Ascending sympathetic fibers through the sympathetic trunk join peripheral nerves from C2-8 spinal nerves. These project onto effectors in the head, neck, upper limbs and thoracic cavity. For example, a cephalic arterial nervous branch leaves the superior cervical ganglion and projects onto the peri-arterial plexus on the carotid arteries. From here they project onto the dilator muscle of iris.
Descending sympathetic fibers through the sympathetic trunk join peripheral nerves from L3 to coccyx spinal nerves. These project onto the skin in the lower limbs, where they stimulate vasomotion, sudomotion and pilomotion.
Sympathetic fibers that enter and leave the trunk at the same level join peripheral nerves from T1-L2(3) spinal nerves. These project onto the body wall via cutaneous branches, but also via visceral motor nerves to sweat glands, smooth muscle and arrector pili muscles. Postganglionic fibers can also combine to form splanchnic nerves. These nerve types convey visceral efferent and afferent fibers to and from the viscera. Postganglionic fibers projecting onto thoracic viscera (e.g., heart, lungs, esophagus) pass through cardiopulmonary splanchnic nerves.
Sympathetic fibers which pass through the trunk without synapsing also combine with other fibers to form splanchnic nerves, of which there are five: greater, lesser, least, lumbar and sacral splanchnic nerves. Collectively these are called abdominopelvic splanchnic nerves. In this case, the synapsing happens in prevertebral ganglia rather than paravertebral ganglia. Postganglionic fibers from these prevertebral ganglia follow the main branches of the aorta and subsequently project onto all the organs (except adrenal glands) in the abdominal and pelvic cavities.

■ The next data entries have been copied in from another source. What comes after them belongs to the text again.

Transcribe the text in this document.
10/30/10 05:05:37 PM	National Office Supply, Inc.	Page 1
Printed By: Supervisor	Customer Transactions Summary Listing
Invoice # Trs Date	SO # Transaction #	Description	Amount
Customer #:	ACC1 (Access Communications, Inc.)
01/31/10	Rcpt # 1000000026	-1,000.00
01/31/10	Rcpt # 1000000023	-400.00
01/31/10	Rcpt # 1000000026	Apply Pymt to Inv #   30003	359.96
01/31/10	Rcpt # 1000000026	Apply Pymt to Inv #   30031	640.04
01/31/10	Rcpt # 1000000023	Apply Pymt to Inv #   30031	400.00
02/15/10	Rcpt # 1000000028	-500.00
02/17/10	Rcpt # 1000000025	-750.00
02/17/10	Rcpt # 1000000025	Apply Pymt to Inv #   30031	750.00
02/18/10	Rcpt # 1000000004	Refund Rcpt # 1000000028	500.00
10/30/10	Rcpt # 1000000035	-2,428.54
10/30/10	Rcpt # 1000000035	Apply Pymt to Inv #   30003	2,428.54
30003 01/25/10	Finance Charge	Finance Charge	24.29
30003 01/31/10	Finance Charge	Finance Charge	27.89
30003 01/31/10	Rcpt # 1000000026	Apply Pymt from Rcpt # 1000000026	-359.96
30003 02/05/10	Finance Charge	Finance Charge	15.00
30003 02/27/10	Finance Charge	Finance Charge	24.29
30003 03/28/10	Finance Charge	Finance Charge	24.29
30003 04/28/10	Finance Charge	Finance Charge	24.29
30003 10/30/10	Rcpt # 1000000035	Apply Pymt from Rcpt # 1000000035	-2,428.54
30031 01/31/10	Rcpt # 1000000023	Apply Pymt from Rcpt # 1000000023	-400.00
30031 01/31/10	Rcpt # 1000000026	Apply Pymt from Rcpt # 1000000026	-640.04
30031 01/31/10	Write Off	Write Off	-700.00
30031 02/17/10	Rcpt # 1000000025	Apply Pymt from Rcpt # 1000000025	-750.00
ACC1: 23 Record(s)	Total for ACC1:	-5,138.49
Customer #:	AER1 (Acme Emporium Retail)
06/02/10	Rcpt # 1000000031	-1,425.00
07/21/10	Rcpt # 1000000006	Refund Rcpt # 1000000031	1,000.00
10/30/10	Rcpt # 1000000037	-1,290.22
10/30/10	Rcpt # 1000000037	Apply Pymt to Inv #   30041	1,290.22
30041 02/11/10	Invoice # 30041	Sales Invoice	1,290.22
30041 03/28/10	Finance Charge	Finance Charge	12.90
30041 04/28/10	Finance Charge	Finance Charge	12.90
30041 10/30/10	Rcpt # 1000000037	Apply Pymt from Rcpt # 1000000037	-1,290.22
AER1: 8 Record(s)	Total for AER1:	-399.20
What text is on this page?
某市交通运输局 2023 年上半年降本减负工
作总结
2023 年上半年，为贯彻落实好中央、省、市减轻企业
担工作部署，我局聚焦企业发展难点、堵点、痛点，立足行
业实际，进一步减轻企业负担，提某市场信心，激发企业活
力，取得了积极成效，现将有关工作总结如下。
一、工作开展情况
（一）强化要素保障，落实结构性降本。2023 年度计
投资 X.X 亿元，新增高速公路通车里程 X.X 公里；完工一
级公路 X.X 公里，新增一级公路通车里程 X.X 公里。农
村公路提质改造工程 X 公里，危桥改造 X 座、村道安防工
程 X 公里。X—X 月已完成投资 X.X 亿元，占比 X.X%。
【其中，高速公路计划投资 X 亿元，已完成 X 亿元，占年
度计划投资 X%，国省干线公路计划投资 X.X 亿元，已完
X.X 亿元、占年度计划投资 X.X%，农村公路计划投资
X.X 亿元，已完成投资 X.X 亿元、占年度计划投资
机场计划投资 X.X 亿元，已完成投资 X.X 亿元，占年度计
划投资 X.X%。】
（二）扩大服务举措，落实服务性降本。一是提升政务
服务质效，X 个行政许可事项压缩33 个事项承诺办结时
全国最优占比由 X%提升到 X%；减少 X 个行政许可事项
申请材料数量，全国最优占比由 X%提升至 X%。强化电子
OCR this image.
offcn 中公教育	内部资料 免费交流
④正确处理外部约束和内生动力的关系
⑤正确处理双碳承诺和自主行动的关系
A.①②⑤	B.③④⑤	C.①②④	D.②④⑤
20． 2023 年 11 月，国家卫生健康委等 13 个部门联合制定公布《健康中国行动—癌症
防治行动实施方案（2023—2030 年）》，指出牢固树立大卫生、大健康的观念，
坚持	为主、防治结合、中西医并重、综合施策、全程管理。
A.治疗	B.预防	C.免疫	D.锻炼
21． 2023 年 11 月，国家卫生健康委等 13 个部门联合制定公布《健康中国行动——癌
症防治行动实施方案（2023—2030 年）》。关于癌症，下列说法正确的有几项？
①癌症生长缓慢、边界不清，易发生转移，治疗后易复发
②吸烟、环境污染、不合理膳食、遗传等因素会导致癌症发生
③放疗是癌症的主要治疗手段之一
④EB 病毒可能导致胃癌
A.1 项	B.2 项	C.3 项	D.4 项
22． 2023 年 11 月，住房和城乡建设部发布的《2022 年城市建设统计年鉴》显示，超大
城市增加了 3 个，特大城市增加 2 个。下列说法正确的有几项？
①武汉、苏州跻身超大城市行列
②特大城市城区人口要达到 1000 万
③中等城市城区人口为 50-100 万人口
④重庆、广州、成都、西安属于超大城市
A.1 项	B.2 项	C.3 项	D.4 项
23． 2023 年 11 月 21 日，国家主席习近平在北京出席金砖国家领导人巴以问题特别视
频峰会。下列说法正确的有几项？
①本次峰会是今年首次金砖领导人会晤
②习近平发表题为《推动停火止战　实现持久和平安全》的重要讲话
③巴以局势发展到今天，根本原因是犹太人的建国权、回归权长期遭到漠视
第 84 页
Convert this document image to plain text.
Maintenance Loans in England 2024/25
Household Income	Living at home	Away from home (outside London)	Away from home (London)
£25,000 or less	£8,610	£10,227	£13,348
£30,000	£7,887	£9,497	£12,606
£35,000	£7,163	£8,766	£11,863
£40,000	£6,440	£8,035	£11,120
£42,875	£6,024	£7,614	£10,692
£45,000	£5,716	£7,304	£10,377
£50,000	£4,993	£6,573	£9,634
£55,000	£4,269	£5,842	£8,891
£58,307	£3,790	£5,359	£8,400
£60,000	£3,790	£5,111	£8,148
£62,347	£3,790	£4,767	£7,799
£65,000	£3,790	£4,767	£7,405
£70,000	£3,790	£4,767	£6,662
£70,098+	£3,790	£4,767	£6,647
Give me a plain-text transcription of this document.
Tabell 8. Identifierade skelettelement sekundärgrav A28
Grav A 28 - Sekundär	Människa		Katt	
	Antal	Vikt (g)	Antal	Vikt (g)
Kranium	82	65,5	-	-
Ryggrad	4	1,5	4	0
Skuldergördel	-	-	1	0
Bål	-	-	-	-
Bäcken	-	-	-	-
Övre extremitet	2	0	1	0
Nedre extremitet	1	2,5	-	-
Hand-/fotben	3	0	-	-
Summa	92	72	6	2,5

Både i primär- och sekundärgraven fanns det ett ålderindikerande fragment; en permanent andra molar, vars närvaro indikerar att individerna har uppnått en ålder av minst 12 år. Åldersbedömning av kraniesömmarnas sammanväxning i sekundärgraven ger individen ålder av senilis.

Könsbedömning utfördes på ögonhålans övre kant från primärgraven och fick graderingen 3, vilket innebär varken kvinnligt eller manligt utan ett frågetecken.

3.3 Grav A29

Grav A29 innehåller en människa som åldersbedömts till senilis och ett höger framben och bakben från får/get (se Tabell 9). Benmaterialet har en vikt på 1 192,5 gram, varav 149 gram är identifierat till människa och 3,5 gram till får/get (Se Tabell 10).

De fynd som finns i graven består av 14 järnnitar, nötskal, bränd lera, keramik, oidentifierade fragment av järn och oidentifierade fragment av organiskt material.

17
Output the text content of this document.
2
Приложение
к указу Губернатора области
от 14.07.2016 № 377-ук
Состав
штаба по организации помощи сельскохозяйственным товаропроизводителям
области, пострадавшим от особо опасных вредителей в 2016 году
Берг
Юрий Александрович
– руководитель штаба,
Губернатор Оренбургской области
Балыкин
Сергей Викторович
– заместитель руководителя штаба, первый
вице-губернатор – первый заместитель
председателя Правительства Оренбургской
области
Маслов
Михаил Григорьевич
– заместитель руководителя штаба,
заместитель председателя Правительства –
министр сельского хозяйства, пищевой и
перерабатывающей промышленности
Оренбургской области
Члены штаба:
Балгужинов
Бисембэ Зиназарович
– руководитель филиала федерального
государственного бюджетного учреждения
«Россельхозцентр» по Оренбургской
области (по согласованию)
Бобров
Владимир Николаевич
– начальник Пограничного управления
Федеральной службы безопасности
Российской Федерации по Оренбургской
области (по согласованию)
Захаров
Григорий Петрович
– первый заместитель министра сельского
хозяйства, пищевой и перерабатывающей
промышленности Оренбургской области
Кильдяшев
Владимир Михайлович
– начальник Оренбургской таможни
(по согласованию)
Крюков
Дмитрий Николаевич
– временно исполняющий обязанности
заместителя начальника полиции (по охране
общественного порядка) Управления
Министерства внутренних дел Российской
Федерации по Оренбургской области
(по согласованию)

The adrenal glands are an exception. For every single human body organ, the postganglionic fibers synapse and release norepinephrine for regulation. However, for these glands, the nerves project directly onto the medullary cells without synapsing. The cells themselves play the role of the postganglionic neurons by releasing neurotransmitters, such as epinephrine (adrenaline), directly into the bloodstream. This results in a widespread sympathetic response.
The reach of the sympathetic system is extremely broad within the human body. It is a component of virtually all spinal nerves and peri-arterial plexuses, and sympathetic fibers innervate all the blood vessels, sweat glands, arrector pili and viscera. The only structures the sympathetic system does not reach are avascular structures, like nails and cartilage.
The sympathetic and parasympathetic divisions of the nervous system work in very close association, with contrasting, yet tightly coordinated effects. The sympathetic system is involved in energy-expending (catabolism), enabling the body to use energy appropriately to respond to stressful situations and emergencies, as in the “fight or flight” response. Activation of the sympathetic system results in pupil dilation, piloerection, vasoconstriction of cutaneous blood vessels, sweating, release of adrenaline, bronchodilation, increased cardiac contraction and reduced digestion.
During normal conditions, blood vessels are tonically maintained in a resting state of moderate vasoconstriction. If sympathetic signals are increased, vasoconstriction increases and vice-versa. However, in coronary vessels, skeletal muscles and vessels of the external genitalia, sympathetic stimulation results in vasodilation.